|A few things to check if the stamp programming application won't recognize your microcontroller. These are tips gleaned from past experimentation and the BX-24 mailing list.
These notes assume you're using the Basicx programming environment, a standard 9-pin serial cable, and a BX-24 microcontroller. Also, it's wise to remove your BX-24 from any circuit you've built and check it on a bare prototyping board. If it works there, you know the problem is in your circuit, not the BX-24.
1. Power and ground: Are you putting the proper DC voltage in pin 24 (or 21, if you're putting in 5V)? is pin 23 grounded properly?
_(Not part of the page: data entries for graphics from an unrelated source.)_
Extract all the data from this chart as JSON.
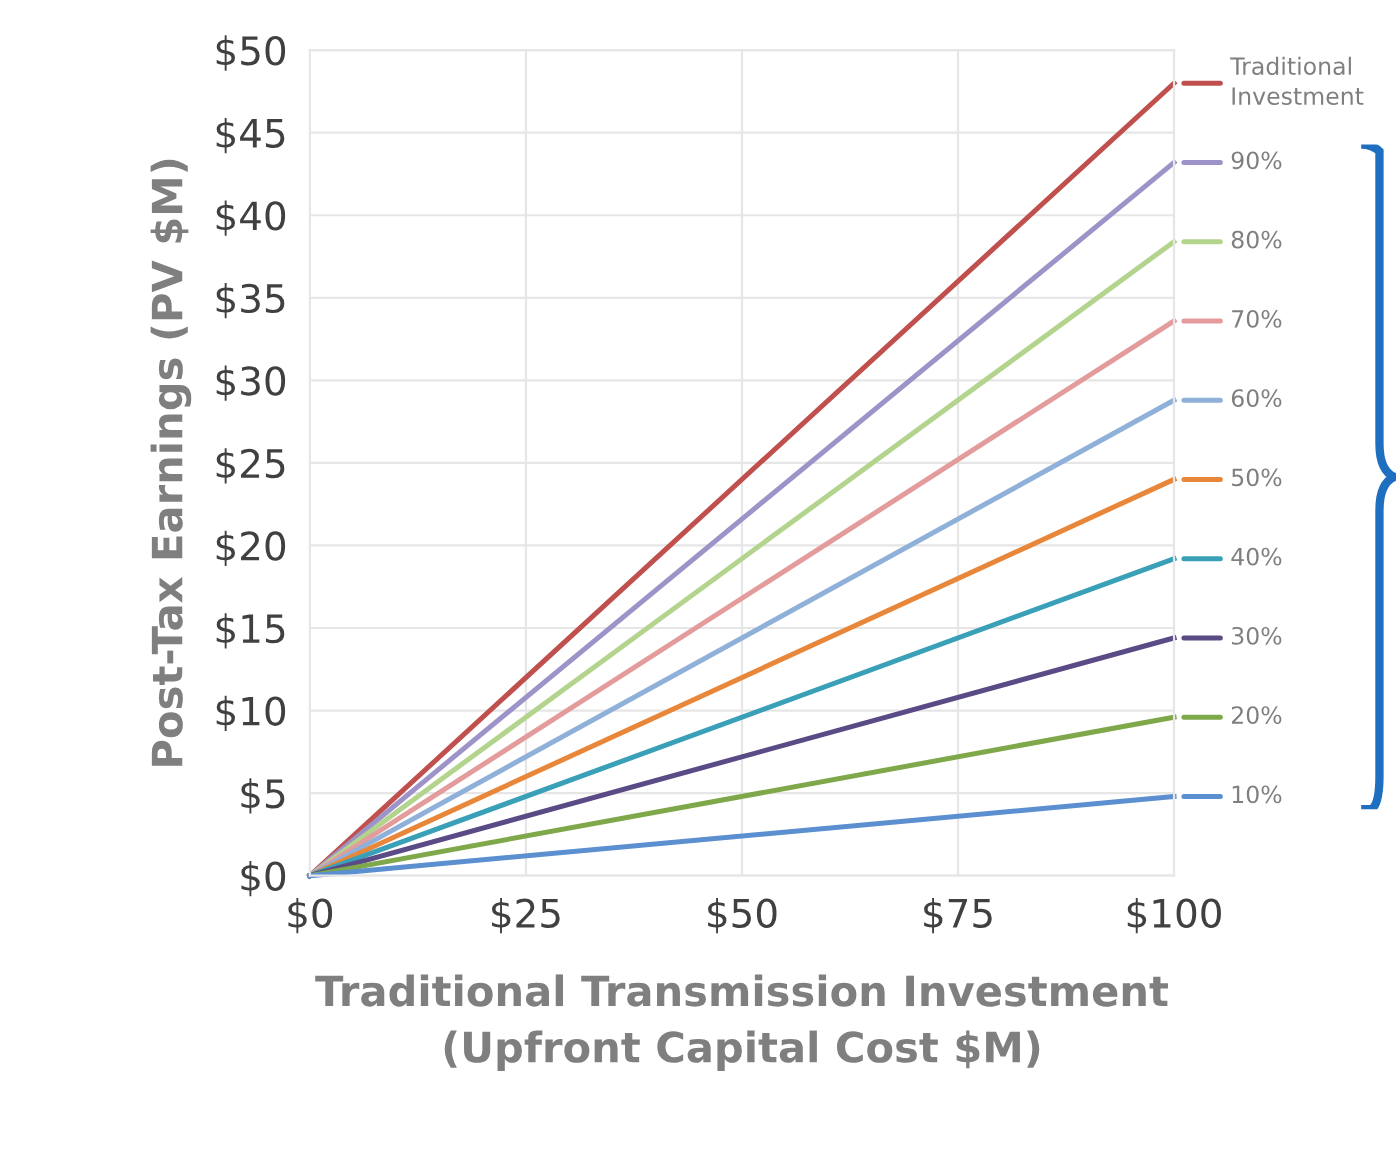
{
  "chart_data": {
    "type": "line",
    "xlabel": "Traditional Transmission Investment\n(Upfront Capital Cost $M)",
    "ylabel": "Post-Tax Earnings (PV $M)",
    "x": [
      0,
      100
    ],
    "xlim": [
      0,
      100
    ],
    "xticks": [
      {
        "value": 0,
        "label": "$0"
      },
      {
        "value": 25,
        "label": "$25"
      },
      {
        "value": 50,
        "label": "$50"
      },
      {
        "value": 75,
        "label": "$75"
      },
      {
        "value": 100,
        "label": "$100"
      }
    ],
    "ylim": [
      0,
      50
    ],
    "yticks": [
      {
        "value": 0,
        "label": "$0"
      },
      {
        "value": 5,
        "label": "$5"
      },
      {
        "value": 10,
        "label": "$10"
      },
      {
        "value": 15,
        "label": "$15"
      },
      {
        "value": 20,
        "label": "$20"
      },
      {
        "value": 25,
        "label": "$25"
      },
      {
        "value": 30,
        "label": "$30"
      },
      {
        "value": 35,
        "label": "$35"
      },
      {
        "value": 40,
        "label": "$40"
      },
      {
        "value": 45,
        "label": "$45"
      },
      {
        "value": 50,
        "label": "$50"
      }
    ],
    "grid": true,
    "legend": "right",
    "marker": "none",
    "line_style": "solid",
    "series": [
      {
        "name": "Traditional\nInvestment",
        "color": "#c0504d",
        "values": [
          0,
          48
        ]
      },
      {
        "name": "90%",
        "color": "#9e93c8",
        "values": [
          0,
          43.2
        ]
      },
      {
        "name": "80%",
        "color": "#b3d48c",
        "values": [
          0,
          38.4
        ]
      },
      {
        "name": "70%",
        "color": "#e39b9b",
        "values": [
          0,
          33.6
        ]
      },
      {
        "name": "60%",
        "color": "#8fb0d8",
        "values": [
          0,
          28.8
        ]
      },
      {
        "name": "50%",
        "color": "#e8873a",
        "values": [
          0,
          24
        ]
      },
      {
        "name": "40%",
        "color": "#3aa0b8",
        "values": [
          0,
          19.2
        ]
      },
      {
        "name": "30%",
        "color": "#5a4a85",
        "values": [
          0,
          14.4
        ]
      },
      {
        "name": "20%",
        "color": "#7ea84a",
        "values": [
          0,
          9.6
        ]
      },
      {
        "name": "10%",
        "color": "#5b8fd0",
        "values": [
          0,
          4.8
        ]
      }
    ]
  }
}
2. BX-24 voltage regulator: when you power up the stamp, do you get +5V out from pin 21? If not, the BX-24's onboard power regulator may be blown. I usually bypass the regulator with an external 5V DC regulator, model 7805, available from all electronics suppliers. Put power (+5-15V) from your power adaptor into the external regulator's Vin pin, ground from the power adaptor to the regulator's ground pin, and you should then have 5VDC between the ground pin and the regulator's Vout pin. See the diagram below
3. Serial programming cable properly connected?
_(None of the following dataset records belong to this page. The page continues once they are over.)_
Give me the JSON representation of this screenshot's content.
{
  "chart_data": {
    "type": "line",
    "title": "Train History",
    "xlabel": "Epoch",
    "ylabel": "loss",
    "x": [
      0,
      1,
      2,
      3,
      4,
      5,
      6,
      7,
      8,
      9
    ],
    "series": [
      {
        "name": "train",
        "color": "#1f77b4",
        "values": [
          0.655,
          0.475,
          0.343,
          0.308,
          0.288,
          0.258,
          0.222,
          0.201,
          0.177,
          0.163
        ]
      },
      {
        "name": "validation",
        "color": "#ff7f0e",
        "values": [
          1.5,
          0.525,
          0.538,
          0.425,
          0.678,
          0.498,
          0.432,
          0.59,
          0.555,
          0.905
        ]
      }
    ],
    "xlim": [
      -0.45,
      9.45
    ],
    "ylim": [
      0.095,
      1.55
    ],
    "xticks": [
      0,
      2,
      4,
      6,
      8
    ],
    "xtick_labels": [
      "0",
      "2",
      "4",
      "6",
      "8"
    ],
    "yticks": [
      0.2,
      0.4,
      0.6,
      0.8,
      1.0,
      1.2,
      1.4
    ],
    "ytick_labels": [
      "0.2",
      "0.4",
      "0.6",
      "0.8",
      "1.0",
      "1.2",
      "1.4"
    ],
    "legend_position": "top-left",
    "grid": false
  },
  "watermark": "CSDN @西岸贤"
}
Worthwhile also to check your prototyping board for shorts. We've seen the problem crop up where a screw in the prototyping board caused a short between power and ground.
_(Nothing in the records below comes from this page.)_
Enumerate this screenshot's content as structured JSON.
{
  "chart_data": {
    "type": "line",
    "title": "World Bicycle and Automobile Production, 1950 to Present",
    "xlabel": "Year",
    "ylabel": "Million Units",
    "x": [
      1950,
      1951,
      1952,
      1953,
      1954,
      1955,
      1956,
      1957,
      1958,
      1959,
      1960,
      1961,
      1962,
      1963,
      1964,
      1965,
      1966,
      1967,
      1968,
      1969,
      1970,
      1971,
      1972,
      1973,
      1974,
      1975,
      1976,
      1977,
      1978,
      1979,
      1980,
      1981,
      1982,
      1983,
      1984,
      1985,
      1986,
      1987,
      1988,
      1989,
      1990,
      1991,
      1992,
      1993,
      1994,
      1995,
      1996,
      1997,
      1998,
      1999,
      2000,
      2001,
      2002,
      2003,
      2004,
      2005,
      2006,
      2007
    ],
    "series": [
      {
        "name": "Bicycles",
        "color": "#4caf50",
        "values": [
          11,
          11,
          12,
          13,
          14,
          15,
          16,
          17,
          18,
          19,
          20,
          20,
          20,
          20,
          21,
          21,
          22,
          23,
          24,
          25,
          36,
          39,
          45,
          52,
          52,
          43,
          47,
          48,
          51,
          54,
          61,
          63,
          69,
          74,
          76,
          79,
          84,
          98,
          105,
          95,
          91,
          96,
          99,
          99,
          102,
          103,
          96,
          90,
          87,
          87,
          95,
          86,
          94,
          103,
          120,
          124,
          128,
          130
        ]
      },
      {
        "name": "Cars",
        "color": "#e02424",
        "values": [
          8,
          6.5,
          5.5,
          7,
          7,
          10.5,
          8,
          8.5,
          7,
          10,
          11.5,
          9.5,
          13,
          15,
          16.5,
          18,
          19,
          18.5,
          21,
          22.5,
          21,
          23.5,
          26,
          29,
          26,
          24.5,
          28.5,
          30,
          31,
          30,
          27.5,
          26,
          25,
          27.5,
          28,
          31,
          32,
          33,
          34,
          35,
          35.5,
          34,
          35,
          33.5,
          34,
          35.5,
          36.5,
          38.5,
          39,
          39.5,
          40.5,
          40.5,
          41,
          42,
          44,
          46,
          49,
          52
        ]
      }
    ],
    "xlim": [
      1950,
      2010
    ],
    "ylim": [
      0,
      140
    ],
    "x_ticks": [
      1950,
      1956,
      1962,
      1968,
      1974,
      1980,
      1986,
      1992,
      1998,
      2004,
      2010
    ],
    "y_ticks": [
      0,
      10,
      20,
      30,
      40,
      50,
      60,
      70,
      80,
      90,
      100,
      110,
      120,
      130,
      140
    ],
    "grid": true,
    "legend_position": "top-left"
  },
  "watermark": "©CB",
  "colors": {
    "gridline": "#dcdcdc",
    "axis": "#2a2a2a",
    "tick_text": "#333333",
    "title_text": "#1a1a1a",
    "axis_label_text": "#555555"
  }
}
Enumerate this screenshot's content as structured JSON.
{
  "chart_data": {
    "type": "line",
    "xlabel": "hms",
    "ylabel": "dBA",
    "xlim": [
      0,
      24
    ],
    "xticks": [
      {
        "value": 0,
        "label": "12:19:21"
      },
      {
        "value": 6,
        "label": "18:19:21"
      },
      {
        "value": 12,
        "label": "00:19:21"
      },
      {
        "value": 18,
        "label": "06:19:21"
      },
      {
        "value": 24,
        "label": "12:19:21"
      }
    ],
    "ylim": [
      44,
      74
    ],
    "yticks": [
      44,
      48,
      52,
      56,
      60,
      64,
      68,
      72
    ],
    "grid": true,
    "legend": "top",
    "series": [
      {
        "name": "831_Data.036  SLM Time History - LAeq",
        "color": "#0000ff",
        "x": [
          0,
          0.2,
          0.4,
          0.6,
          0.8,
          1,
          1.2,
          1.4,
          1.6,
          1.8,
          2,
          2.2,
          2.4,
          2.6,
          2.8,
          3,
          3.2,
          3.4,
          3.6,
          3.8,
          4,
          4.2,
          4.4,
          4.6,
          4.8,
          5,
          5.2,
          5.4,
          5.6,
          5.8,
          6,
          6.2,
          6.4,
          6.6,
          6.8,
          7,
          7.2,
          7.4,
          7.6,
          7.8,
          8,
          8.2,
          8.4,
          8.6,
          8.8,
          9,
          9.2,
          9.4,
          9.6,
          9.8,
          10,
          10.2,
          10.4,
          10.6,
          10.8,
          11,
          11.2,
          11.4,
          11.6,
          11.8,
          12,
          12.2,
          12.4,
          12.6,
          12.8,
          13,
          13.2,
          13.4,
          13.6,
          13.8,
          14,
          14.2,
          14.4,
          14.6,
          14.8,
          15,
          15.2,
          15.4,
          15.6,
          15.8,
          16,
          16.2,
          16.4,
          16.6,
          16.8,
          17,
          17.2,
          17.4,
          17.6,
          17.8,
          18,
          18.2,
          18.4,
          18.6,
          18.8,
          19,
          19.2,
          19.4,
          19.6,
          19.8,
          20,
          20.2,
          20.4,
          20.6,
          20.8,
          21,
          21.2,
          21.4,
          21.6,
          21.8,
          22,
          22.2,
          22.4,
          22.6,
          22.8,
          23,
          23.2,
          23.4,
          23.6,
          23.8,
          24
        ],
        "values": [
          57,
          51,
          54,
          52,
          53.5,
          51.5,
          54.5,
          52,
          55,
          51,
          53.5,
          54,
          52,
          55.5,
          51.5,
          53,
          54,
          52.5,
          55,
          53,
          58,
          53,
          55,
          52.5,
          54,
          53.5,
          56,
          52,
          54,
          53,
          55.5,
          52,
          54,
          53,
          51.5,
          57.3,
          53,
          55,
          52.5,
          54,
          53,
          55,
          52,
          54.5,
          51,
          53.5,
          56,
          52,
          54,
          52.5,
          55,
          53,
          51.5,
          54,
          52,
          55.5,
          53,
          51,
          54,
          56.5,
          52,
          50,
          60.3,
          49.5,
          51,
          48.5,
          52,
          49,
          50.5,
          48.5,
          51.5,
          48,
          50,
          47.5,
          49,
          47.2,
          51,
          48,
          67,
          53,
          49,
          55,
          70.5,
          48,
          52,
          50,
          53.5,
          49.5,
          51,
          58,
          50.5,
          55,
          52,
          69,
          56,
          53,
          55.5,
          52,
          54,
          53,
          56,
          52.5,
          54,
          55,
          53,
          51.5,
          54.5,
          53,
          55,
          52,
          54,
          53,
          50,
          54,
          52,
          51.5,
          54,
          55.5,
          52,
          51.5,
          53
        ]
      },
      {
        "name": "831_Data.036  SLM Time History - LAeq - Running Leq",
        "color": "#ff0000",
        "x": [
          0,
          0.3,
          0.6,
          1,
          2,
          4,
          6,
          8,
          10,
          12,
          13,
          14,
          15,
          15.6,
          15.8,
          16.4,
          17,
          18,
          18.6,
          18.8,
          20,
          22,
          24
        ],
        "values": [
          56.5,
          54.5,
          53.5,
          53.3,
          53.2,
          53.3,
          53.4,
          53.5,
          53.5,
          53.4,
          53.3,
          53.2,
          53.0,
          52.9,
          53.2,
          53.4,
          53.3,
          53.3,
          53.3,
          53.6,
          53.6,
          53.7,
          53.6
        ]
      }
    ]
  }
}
When you've tried everything and still can't get the BX-24 to be recognized, contact NetMedia tech support. They're very helpful and understanding, and will arrange replacements for problem stamps.
4. The BX-24 won't respond to the programming environment.
This happens a lot when you write a program that uses commands which disable interrupts. The programming environment uses the BX-24's interrupt hardware to stop whatever program is running and download a new one. Some functions disable the interrupt to get very tight (microsecond-precise) timing. Pulseout is one such command. So if you have a program using a command that disables interrupts, and it's doing that many times a second, the programming environment will have trouble interrupting the program to download a new one (or a new version).
There's no surefire way around this; sometimes the rescue function will save it. Choose "rescue" from the "Download port" menu, then ground the reset pin (pin 22), then wait ten seconds and try to download your program again. This resets the program and gives you a short interval to download a new one. However, in tight loops with interrrupts disabled, it doesn't always work.
Sometimes removing the BX-24 from the circuit (pull it out of your board) and letting it sit for 15 minutes or so helps. I have no scientific explanation for this, but it's worked several times when all else has failed.